|  | List of years in science | (table) |

= 1839 in science =

The year 1839 in science and technology involved some significant events, listed below.

==Astronomy==
- January – The first parallax measurement of the distance to Alpha Centauri is published by Thomas Henderson.
- January 2 – The first photograph of the Moon is taken by Louis Daguerre.

==Biology==
- January 29 – English naturalist Charles Darwin marries his cousin Emma Wedgwood.
- Theodor Schwann proposes that all living matter is made up of cells.
- The beetle subfamily Oxyporinae is discovered by Wilhelm Ferdinand Erichson.

==Chemistry==
- Carl Mosander discovers lanthanum.

==Exploration==
- May 1 – Start of Eyre's expeditions to the interior of South Australia.
- September 19 – James Clark Ross sets off on the first scientific expedition to survey Antarctica.
- Publication of Charles Darwin's Journal of Researches into the Geology and Natural History of the Various Countries Visited by H.M.S. Beagle under the Command of Captain FitzRoy, R.N., from 1832 to 1839.

==Geology==
- Roderick Murchison publishes The Silurian System.
- December 24 – An enormous landslide occurs at Axmouth in the English county of Devon, creating the Axmouth to Lyme Regis Undercliff.
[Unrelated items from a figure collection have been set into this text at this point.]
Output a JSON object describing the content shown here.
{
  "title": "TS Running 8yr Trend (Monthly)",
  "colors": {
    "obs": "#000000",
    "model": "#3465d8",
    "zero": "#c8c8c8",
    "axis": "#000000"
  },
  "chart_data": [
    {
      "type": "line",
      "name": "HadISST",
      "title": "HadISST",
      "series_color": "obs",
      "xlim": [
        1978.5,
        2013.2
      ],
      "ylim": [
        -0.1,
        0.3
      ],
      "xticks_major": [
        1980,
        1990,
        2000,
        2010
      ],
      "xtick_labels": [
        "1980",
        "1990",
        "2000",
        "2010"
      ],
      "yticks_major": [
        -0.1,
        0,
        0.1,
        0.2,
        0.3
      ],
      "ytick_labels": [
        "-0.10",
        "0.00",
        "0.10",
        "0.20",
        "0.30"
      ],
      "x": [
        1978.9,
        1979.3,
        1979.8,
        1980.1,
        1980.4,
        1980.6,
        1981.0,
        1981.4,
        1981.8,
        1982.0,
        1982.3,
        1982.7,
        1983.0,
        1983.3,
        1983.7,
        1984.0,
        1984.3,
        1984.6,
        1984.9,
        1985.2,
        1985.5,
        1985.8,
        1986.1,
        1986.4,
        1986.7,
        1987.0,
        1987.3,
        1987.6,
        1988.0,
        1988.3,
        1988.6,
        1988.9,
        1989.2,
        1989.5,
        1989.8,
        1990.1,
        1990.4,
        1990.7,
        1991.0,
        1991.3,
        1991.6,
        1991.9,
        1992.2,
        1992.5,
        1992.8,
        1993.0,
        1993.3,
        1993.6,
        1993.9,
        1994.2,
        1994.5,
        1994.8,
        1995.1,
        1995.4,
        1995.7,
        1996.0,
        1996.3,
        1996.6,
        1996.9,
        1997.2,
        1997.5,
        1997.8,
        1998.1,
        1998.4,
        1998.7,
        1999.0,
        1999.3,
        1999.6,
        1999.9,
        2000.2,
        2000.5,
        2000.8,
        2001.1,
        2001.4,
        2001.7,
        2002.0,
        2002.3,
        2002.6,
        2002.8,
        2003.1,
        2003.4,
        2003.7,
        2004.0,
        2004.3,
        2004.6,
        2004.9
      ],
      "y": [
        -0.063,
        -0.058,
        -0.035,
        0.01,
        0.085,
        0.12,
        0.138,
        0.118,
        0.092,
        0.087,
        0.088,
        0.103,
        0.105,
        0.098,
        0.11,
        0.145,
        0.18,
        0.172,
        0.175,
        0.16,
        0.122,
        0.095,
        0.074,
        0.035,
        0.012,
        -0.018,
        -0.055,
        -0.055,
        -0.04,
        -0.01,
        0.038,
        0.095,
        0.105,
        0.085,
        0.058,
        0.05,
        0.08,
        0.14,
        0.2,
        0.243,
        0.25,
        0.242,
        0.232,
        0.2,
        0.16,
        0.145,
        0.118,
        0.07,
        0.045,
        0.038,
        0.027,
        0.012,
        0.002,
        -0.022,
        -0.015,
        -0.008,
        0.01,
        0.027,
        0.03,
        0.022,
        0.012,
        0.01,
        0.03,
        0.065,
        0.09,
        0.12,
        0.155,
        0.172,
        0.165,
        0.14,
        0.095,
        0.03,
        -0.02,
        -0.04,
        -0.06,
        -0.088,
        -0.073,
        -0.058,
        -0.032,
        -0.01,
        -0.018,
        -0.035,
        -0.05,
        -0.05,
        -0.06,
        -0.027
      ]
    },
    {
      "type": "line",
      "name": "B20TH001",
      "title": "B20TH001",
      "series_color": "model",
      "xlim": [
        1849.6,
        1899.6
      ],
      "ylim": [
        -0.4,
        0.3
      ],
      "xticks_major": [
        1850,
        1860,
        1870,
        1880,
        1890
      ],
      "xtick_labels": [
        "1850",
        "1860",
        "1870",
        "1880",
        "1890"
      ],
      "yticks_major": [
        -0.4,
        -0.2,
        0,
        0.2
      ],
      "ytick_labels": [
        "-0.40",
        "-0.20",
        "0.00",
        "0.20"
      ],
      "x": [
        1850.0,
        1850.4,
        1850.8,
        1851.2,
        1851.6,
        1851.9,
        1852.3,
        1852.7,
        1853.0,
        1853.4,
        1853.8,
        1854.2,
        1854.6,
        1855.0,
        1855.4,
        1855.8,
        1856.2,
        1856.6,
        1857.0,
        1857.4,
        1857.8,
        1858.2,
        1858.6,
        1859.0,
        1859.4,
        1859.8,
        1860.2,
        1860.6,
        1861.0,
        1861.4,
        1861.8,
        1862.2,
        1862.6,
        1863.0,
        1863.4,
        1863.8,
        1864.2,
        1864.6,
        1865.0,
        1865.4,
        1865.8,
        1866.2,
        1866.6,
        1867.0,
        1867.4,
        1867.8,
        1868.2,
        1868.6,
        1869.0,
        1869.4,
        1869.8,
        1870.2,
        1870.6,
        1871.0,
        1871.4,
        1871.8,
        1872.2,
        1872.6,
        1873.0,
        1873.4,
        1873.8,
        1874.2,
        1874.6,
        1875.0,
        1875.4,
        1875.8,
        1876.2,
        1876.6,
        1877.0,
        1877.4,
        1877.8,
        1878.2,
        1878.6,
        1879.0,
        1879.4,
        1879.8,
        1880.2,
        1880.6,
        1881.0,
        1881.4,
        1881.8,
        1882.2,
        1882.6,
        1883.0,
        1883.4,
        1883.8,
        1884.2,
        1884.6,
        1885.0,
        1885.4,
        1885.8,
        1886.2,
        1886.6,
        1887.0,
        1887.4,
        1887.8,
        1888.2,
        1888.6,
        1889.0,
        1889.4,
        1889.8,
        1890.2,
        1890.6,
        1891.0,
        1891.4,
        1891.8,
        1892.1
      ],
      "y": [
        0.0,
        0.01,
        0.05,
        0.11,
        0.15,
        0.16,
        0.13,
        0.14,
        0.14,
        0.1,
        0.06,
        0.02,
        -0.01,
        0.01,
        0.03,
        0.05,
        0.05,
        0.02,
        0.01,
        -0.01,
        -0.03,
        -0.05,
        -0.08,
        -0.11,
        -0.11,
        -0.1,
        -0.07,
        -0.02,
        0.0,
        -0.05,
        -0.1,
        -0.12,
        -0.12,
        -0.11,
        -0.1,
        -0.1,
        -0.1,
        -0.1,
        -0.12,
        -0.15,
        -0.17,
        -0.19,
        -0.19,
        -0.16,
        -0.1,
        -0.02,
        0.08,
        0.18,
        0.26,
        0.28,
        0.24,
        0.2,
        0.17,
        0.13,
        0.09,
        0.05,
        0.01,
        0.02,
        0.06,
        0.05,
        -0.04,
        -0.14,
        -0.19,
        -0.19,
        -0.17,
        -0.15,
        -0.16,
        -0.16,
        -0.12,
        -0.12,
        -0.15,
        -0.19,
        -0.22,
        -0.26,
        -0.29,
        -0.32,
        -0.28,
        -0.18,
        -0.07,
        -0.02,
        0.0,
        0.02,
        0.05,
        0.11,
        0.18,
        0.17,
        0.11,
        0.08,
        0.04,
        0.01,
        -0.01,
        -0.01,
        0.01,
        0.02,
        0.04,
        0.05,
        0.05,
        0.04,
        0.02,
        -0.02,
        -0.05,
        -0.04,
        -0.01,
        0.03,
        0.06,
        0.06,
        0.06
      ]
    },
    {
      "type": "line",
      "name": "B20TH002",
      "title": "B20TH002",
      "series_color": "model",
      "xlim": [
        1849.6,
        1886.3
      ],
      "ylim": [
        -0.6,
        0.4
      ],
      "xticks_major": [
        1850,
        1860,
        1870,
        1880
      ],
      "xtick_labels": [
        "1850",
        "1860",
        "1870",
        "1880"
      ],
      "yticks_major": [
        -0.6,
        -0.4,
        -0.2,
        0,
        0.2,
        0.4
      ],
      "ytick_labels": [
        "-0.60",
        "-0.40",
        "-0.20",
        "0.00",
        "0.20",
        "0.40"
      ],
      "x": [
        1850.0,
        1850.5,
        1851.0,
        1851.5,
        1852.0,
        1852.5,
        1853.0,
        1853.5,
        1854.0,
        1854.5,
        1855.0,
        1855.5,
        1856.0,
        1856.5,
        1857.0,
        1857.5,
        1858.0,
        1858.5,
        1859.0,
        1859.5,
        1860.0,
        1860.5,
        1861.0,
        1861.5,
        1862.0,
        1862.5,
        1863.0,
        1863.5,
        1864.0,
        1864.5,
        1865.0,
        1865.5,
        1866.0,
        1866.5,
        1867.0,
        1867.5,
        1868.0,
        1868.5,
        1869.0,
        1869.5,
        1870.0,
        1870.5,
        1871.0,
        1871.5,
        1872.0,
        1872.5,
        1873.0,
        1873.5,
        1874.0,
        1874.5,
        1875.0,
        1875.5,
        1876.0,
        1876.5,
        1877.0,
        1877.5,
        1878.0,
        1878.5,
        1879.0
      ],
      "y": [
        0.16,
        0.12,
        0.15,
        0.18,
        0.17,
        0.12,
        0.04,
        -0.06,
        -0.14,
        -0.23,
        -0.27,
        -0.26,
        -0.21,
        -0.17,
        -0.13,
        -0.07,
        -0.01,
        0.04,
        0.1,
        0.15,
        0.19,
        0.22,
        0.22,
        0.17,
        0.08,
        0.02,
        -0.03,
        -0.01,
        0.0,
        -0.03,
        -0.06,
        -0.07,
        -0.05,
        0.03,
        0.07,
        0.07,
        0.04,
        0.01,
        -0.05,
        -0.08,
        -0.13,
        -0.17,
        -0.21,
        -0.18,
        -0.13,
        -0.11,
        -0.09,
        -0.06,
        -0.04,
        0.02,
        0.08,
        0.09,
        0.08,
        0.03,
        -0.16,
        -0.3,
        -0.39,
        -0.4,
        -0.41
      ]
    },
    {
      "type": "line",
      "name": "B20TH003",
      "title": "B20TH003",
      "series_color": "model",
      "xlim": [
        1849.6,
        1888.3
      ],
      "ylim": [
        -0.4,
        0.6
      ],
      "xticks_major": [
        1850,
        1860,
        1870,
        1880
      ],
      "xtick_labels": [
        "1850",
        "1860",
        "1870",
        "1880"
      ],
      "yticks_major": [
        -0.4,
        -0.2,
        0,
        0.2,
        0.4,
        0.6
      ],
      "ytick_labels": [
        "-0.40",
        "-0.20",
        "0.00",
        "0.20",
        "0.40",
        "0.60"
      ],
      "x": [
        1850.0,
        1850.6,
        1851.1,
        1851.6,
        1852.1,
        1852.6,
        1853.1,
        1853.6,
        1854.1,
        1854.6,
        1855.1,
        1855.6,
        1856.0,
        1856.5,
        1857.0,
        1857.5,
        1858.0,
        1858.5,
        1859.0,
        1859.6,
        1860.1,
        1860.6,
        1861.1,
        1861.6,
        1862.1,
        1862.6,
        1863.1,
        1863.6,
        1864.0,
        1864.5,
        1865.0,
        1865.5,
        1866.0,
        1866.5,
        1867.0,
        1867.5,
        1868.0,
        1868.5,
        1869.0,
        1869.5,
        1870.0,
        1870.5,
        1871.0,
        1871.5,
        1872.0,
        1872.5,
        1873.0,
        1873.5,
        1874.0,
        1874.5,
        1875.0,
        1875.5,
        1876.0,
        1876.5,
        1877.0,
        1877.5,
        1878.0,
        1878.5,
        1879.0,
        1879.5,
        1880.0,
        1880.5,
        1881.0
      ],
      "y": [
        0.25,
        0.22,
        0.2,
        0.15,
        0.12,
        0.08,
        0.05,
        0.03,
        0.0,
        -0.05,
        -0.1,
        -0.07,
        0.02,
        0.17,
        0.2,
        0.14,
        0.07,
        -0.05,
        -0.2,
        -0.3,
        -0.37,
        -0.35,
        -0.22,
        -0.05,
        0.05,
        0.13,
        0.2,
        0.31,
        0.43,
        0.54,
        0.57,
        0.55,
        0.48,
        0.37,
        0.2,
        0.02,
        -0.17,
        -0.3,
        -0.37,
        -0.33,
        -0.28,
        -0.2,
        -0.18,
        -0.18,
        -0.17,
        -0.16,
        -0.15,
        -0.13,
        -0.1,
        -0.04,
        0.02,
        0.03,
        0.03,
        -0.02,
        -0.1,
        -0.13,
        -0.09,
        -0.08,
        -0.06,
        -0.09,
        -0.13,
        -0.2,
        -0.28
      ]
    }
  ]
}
A report by geologists William Daniel Conybeare and William Buckland is one of the earliest scientific descriptions of such an event.

==Medicine==
- June–September – Dr John Conolly abolishes the physical restraint of the insane at Middlesex County Asylum (at Hanwell near London).

==Technology==
- January 9 – The French Academy of Sciences announces the Daguerreotype photography process.
- January 25 – H. Fox Talbot shows his "photogenic drawings" at the Royal Institution.
- February 24 – William Otis receives a patent for the steam shovel.
- April 9 – The world's first commercial electric telegraph line comes into operation alongside the Great Western Railway in England.
- May 29 – Mungo Ponton presents his discovery of the light-sensitive quality of sodium dichromate as a method of permanent photography.
- November 24 – James Nasmyth makes his first sketch of a steam hammer design.
- Michael Faraday publishes Experimental Researches in Electricity clarifying the true nature of electricity.
- Invention of the Grove fuel cell by William Grove.
- Development of vulcanized rubber by Charles Goodyear.
- Development of Babbitt metal by Isaac Babbitt.
- Invention of the Polonceau truss for roof construction by Camille Polonceau.
- Claimed invention of the rear-wheel driven bicycle by Kirkpatrick Macmillan in Scotland.

==Awards==
- Copley Medal: Robert Brown
- Wollaston Medal: Christian Gottfried Ehrenberg

==Births==
- January 26 - Rachel Lloyd (d. 1900), American chemist.
- January 27 – Marie-Adolphe Carnot (died 1920), French chemist and mining engineer.
- February 11
  - Josiah Willard Gibbs (died 1903), American theoretical physicist and chemist.
  - Almon Strowger (died 1902), American telecommunications engineer.
- February 15 – Hieronymus Georg Zeuthen (died 1920), Danish mathematician.
- March 8 – Josephine Cochrane (died 1913), American inventor of the first commercially successful dishwasher.
- March 16 – Sully Prudhomme (died 1907), French engineer and poet, recipient of the Nobel Prize in Literature.
- April 4 – James Blyth (died 1906), Scottish electrical engineer.
- April 12 – Nikolai Przhevalsky (died 1888), Russian-born Polish explorer.
- May 8 – George Miller Beard (died 1883), American neurologist.
- July 17 – Ephraim Shay (died 1916), American steam locomotive engineer.
- September 10 – Charles Sanders Peirce (died 1914), American philosopher, logician, mathematician and scientist.

==Deaths==
- January 22 – Christian Ramsay, Lady Dalhousie (born 1786), Scottish botanist.
- April 8 – Pierre Prévost (born 1751), Swiss physicist.
- June 27 – Allan Cunningham (born 1791), English botanist and explorer.
- August 28 – William Smith (born 1769), English geologist.
- August 10 – Sir John St Aubyn, 5th Baronet (born 1758), English fossil collector.
- September 29 – Friedrich Mohs (born 1773), German mineralogist.
- October 24 – Sir William Charles Ellis (born 1780), English psychiatric physician.
- November 15 – William Murdoch (born 1754), Scottish-born inventor and technician.
- December 24 – Davies Gilbert (born 1767), English promoter of science.